Bear Spray
Once we were walking through a forest somewhere in Oregon. Me and Bear were playing this game where whatever Dad said, we repeated it. For example, Dad would say, ‘Ah! This is so neat!’ and we would say, ‘Ah! This is so neat!’ and Dad would say, ‘Who’s going for a swim when we reach the river?’ and we would say, ‘Who’s going for a swim when we reach the river?’ and Dad would say, ‘Oh, bugger off, you two,’ and we would say, ‘Oh, bugger off, you two,’ and everyone would be smiling because repeating things is funny. Then we would run past him. Maybe, as we did so, jumping and trying to touch his head; maybe tapping him on one shoulder before ducking and running past his opposite shoulder. But then we would break free. Running fast together. Trying to do tricks off rocks and trees — 360s and mute grabs. One time we ran ahead and the forest became a clearing and we tried to skid on the gravel. Bear kept saying, ‘One-foooooooted’ because of this time at the snow when I’d tried to skid on the ice one-footed while saying, ‘One-foooooooted,’ except I’d fallen on the ice instead. But then I told Bear to shut up because I’d heard something. Bear said, ‘What?’ And we listened. We waited. Then we heard it again. Yelling. We ran towards the yelling. We found a guy sitting in the middle of the hiking trail in the middle of the clearing. There was a vomit smell. There were gashes in his arms and legs. Deep ones, with blood coming out of the gashes, dripping onto the dirt. Bear ran back for Mum and Dad. I stayed with the guy. I asked him how he was. He said, ‘Been better, buddy.’ He laughed.
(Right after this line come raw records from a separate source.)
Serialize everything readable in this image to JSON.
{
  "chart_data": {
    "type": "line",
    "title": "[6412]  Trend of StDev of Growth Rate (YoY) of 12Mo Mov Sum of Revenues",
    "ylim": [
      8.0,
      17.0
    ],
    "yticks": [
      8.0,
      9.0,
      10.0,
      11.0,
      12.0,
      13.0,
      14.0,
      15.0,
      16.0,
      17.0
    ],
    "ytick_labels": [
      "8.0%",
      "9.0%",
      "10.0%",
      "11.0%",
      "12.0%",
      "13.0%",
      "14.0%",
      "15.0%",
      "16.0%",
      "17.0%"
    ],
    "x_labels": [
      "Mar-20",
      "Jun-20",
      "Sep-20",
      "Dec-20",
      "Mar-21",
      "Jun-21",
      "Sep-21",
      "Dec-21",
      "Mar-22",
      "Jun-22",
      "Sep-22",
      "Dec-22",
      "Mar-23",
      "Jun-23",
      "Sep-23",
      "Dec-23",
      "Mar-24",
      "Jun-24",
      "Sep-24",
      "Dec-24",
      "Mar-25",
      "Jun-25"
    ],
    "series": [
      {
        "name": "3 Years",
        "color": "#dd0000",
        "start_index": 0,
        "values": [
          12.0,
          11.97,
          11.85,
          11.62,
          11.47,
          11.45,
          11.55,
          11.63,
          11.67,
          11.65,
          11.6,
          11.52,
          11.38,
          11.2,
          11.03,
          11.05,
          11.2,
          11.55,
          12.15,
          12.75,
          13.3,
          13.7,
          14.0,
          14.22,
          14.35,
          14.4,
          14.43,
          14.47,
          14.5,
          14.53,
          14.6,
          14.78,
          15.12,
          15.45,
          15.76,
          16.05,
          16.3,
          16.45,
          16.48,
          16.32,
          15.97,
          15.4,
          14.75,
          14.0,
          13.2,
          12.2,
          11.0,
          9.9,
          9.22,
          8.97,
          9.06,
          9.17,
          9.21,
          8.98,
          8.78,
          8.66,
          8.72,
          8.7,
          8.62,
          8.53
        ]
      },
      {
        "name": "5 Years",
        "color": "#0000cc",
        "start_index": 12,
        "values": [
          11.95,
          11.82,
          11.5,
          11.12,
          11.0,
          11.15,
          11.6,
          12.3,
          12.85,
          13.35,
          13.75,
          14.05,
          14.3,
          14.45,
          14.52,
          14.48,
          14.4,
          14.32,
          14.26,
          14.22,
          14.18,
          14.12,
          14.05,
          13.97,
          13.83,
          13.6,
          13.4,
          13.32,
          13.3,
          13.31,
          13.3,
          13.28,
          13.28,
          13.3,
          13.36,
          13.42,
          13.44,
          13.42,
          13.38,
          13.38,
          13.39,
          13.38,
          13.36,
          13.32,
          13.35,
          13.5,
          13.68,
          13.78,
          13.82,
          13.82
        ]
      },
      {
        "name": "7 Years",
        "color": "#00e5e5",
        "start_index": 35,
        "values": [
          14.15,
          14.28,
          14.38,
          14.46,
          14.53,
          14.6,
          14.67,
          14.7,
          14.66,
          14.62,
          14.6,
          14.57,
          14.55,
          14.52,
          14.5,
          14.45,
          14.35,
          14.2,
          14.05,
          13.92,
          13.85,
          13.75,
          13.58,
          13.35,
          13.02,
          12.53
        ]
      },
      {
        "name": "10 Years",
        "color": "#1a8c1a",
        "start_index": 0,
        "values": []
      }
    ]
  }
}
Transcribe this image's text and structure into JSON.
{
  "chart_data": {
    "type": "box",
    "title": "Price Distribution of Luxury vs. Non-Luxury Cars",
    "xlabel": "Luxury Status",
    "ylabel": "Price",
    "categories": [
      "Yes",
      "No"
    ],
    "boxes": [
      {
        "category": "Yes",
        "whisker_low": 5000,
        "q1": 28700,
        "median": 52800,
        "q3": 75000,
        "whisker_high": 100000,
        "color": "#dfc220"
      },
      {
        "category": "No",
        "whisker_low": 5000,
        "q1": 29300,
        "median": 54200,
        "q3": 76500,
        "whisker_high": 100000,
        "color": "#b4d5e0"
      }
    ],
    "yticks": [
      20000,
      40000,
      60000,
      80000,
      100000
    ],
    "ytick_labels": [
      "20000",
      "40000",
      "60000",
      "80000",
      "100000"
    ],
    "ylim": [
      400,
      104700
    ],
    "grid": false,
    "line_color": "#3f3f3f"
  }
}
Mum and Dad came. They called an ambulance. While we waited for it to arrive, the guy told us he’d been walking with his wife on their honeymoon. They’d seen a bear so they’d hid behind a tree, except that his wife had taken a photo and the flash had gone off. The guy held up two fingers. He said, ‘Then two things happened.’ He gripped his pointer finger and said, ‘The bear sort of went ape-shit and started charging over our way,’ and then, gripping his middle finger, he said, ‘And my wife, well, she just plain piss-bolted down the trail, screaming and hollering about Jesus and Mary and whatever-else-the-fuck and then she was gone.’ He told us how the bear was standing over him and he was thinking: well, oh fuck, but then he remembered he was supposed to get into the foetal position, so he did, and the bear walked over and started pawing him back and forth, rolling him around. He said, ‘I felt like a goddamn toy.’ He looked at me and said, ‘If I was as skinny as you, I would have lost my arms.’ He told us the bear started getting real rough and he could feel its claws in his back and he thought: fuck this, and he got out his car keys and lunged at the bear, jabbing it in the nose. He said the bear ran away. He said he’d been lying there in the middle of the trail for over an hour. When the ambulance came, they asked if he had a message for his wife. He said, ‘You tell my wife I lost an arm AND a leg.’ Everyone sort of laughed, I guess ’cause of how losing your limbs can be funny. I watched them lift the guy into the ambulance. I watched no one get in with him. And I thought how, eventually, we all lose the things we love. Things happen and shit goes bad and there’s not a lot we can do about it.
After that we bought bear spray, which is like pepper spray, except for bears.